In conversation with Humanosphere’s Tom Paulson, we learn from Lafta about how difficult and dangerous it was for Lafta and his colleagues to do what many may regard as simple book-keeping tasks – and why it is important that we look at the consequences of war or violence through an epidemiological lens. Lafta was in Seattle to speak at the University of Washington.
Some may remember that in the early years of the Iraq War, beginning with the U.S.-led invasion in 2003 and due to continued fighting during the occupation for many years later, there was a raging debate about how many civilians had been killed. The Bush administration originally contended that the number of civilians killed as ‘collateral damage’ numbered below 5,000 people. Lafta and his colleagues, including other population health researchers such as Les Roberts, now at Columbia University, and Gilbert Burnham of Johns Hopkins, showed that initial number was more like 100,000 people. With the occupation and ongoing fighting there, others have done their own Iraq mortality studies which range from a low of 150,000 to more than a million.

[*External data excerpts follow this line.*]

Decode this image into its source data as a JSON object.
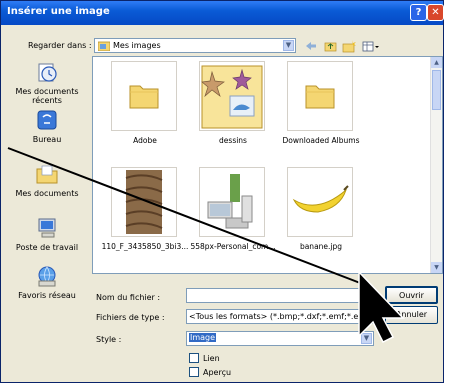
{
  "window": {
    "title": "Insérer une image",
    "help_label": "?",
    "close_label": "✕"
  },
  "toolbar": {
    "look_in_label": "Regarder dans :",
    "location": "Mes images"
  },
  "places": [
    {
      "label": "Mes documents récents",
      "icon": "recent-docs-icon"
    },
    {
      "label": "Bureau",
      "icon": "desktop-icon"
    },
    {
      "label": "Mes documents",
      "icon": "my-documents-icon"
    },
    {
      "label": "Poste de travail",
      "icon": "my-computer-icon"
    },
    {
      "label": "Favoris réseau",
      "icon": "network-places-icon"
    }
  ],
  "files": [
    {
      "name": "Adobe",
      "type": "folder"
    },
    {
      "name": "dessins",
      "type": "folder-with-images"
    },
    {
      "name": "Downloaded Albums",
      "type": "folder"
    },
    {
      "name": "110_F_3435850_3bi3...",
      "type": "image"
    },
    {
      "name": "558px-Personal_com...",
      "type": "image"
    },
    {
      "name": "banane.jpg",
      "type": "image"
    }
  ],
  "form": {
    "filename_label": "Nom du fichier :",
    "filename_value": "",
    "filetype_label": "Fichiers de type :",
    "filetype_value": "<Tous les formats> (*.bmp;*.dxf;*.emf;*.eps;*.gif",
    "style_label": "Style :",
    "style_value": "Image",
    "link_label": "Lien",
    "preview_label": "Aperçu"
  },
  "buttons": {
    "open": "Ouvrir",
    "cancel": "Annuler"
  },
  "colors": {
    "title_bar": "#0a5bd6",
    "window_bg": "#ece9d8",
    "selection": "#316ac5"
  }
}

As usual, before our main chat, Tom and I highlight some of the stories we had this week in Humanosphere including a report that Doctors Without Border (MSF) refused a donation from vaccine maker Pfizer because the activists felt it was merely a gesture aimed at getting the group to stop clamoring for drug price reductions in general. As this NYTimes’ op-ed shows, it’s not just MSF who believes the rapidly increasing costs of drugs and vaccines is cause for concern. We also note the latest battle in the fight against obesity aimed at taxing soda drinks and other sweets and the decision by the West African nation Gambia to withdraw from the International Criminal Court, following Burundi and South Africa.